The village seemed far away. A Christmas card scene at the bottom of the mountain.
“Come on, Jamie.” I called. “We need to keep going. Need to see if anyone needs help on the other side.” We straightened our back packs and set off again, boots crunching crisply underfoot. I knew the way as Dad had taken us there several times in the summer. “I can’t wait to see Lake Wilson in the snow.” I shouted over my shoulder. “Dad says it’s amazing.”
The sun was rising as we crested Calico Mountain; melting trails of golden light, drizzled like syrup over vanilla ice-cream. The lake picked up the rays and shone like polished glass.
“Wow.” Jamie was as impressed as I was. “Let’s have a rest, Luke.” He pulled off his back pack and I followed. Being thirteen, I had more stamina but had to admit I was tired too. I tossed him some chocolate and we munched away, enjoying the shifting colours of the sunrise.
“Dad’s so lucky to work out here.” Jamie’s words were muffled through a sticky mouthful.
“He is.” I agreed. “I want to be a guide and rescuer, just like him.”
Jamie nodded as my thoughts turned to Dad. He was a born adventurer and had always worked in the outdoors. Often he would go deep into the mountains and return with tales of helicopters and rescues and men and women of great courage. I longed to go with him but he always refused.
“You’re too young, Luke. Your body’s not strong enough yet. The mountains may seem harmless but they can be treacherous. When you’re older I’ll take you out with me.”
I stretched my legs and pulled myself up. “Let’s go, Jamie.”
The accident happened as we started our descent down the mountain.
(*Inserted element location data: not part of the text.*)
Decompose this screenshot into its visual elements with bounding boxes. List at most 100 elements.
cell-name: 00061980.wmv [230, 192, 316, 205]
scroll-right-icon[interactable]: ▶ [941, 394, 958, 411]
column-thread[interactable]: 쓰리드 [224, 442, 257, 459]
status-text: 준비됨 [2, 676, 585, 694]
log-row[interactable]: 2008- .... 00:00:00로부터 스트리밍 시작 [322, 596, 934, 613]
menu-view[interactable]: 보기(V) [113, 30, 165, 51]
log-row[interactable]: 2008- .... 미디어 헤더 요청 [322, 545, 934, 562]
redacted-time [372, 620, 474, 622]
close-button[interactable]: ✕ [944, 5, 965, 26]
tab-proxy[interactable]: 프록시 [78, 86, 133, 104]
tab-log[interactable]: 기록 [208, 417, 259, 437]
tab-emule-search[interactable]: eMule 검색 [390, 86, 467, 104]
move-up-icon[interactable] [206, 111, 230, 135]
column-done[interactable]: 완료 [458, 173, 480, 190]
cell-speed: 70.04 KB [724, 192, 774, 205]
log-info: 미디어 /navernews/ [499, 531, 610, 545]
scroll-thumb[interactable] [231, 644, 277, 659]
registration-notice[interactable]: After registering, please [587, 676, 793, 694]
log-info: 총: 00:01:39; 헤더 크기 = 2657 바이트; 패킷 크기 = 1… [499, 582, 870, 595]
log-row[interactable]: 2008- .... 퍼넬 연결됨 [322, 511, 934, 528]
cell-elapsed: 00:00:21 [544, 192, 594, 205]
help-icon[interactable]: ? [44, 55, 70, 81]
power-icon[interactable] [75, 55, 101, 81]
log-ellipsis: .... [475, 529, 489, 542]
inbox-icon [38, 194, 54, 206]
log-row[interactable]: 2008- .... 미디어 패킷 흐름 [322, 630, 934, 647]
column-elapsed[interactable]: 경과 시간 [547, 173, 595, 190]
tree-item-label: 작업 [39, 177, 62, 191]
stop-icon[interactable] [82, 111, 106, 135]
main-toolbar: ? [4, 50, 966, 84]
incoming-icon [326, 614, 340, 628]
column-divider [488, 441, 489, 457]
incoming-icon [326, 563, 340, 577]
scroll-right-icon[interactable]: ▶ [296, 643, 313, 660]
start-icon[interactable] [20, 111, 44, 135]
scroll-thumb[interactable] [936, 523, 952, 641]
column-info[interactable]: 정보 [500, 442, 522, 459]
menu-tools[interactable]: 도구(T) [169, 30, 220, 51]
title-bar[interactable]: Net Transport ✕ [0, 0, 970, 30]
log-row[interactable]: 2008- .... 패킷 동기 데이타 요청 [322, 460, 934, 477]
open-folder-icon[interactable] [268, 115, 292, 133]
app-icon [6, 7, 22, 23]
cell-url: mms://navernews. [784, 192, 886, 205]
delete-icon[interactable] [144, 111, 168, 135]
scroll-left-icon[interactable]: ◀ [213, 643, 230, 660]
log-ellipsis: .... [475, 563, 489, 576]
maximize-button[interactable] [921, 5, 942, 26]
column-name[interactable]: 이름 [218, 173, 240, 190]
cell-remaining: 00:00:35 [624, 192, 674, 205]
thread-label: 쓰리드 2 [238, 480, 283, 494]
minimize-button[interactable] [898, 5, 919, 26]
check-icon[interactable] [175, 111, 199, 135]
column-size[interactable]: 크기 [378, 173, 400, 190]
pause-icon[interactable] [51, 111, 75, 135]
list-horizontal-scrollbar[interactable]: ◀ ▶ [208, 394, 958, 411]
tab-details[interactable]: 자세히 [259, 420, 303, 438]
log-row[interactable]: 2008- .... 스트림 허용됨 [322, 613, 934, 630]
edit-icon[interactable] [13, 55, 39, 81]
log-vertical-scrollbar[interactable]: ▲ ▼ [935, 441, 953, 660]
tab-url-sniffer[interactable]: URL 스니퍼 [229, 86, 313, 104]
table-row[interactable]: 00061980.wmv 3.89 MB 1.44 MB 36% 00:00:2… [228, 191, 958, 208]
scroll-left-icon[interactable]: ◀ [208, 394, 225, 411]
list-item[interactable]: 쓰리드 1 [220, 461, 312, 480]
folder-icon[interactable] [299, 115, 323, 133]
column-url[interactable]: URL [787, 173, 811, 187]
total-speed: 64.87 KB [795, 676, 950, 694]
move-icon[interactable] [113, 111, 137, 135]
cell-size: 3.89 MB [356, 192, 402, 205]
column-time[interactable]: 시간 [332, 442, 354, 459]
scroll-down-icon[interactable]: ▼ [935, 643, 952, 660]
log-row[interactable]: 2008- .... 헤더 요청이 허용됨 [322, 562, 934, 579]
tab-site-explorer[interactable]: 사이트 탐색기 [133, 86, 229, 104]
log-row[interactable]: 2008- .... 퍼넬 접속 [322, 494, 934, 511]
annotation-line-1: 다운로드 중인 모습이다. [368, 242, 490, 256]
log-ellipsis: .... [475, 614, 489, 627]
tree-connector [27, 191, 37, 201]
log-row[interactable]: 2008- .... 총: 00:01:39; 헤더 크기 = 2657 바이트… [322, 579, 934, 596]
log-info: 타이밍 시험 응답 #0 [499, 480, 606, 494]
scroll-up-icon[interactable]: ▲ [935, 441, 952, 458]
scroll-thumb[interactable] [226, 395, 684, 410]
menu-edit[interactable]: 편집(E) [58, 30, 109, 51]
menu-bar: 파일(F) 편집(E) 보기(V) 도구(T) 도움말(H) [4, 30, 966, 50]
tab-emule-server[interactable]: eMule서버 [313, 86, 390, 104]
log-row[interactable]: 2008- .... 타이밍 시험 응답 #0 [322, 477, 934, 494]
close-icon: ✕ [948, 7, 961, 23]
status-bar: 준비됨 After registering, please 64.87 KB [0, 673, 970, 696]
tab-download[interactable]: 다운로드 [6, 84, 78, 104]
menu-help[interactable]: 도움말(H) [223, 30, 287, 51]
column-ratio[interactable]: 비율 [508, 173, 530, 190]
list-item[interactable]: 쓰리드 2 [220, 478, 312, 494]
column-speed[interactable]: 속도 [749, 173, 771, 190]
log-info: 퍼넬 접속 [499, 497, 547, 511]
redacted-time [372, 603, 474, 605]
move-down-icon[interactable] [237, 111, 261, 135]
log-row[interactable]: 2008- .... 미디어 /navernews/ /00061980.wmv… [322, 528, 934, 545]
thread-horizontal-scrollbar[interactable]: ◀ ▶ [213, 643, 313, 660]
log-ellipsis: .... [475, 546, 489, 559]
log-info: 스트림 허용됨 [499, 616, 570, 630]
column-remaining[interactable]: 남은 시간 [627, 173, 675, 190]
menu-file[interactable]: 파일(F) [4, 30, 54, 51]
Jamie stepped on a slippery patch of ice and went crashing down the slope, careening over frozen humps until he finally slammed into a tall pine tree.
“Jamie! Jamie!” I scrambled down the mountain, heart thumping against my ribs. “Jamie! Are you alright?” I clawed at the snow, desperate to see if he was in one piece.
“My leg. My leg hurts.”
He was alive. I brushed the snow from his face and saw a frightened little boy, skin pallid against a halo of white. What had I done? I should never have come out here. Should never have tried to prove that I was stronger than the mountains.
“Go get Dad. Please Luke.”
My thoughts snapped to attention. There wasn’t a person in sight and our parents thought we were asleep in bed. I would have to go back. I upended my back pack. Chocolate, bottled water, torch and batteries, matches and a space blanket. At least I had brought something of use. I unpacked the thin foil sheet and carefully cocooned Jamie like a giant caterpillar, even tucking it round his ears. I didn’t know what else to do. I had fallen from great mountain explorer to frightened teenager.
It took me ninety minutes to get home and with burning cheeks, frozen fingers and chapped lips I stumbled into the house. Dad grasped the situation immediately, barking orders down the phone, gathering equipment and dressing in layers of thermals and wool. “You’ll have to come with us, Luke. We need you to show us where Jamie is.”
I felt like a fool as the adults tramped through the snow with me. I was no better than the tourists we always laughed at. The ones who came unprepared and ended up being rescued. The feeling intensified when we reached Jamie. As I saw his frozen features and heard the quiet sobs as they winched him into the helicopter.
I laid my hand on Dad’s arm. “I’m sorry, Dad. I thought I was tough enough to be a rescuer like you.”
Dad’s face was stern. “You’ve made a foolish mistake, Son.” I nodded as his face softened. “But I think you have the potential to be a great rescuer.” He gestured towards the men and women behind him. “There’s not one of us here who hasn’t made mistakes. It’s a process we’ve had to go through. A learning curve that takes time. “
I nodded again as he wrapped his arm round my shoulders. “We’ll talk some more later but right now there’s space for two more in the chopper. Coming?”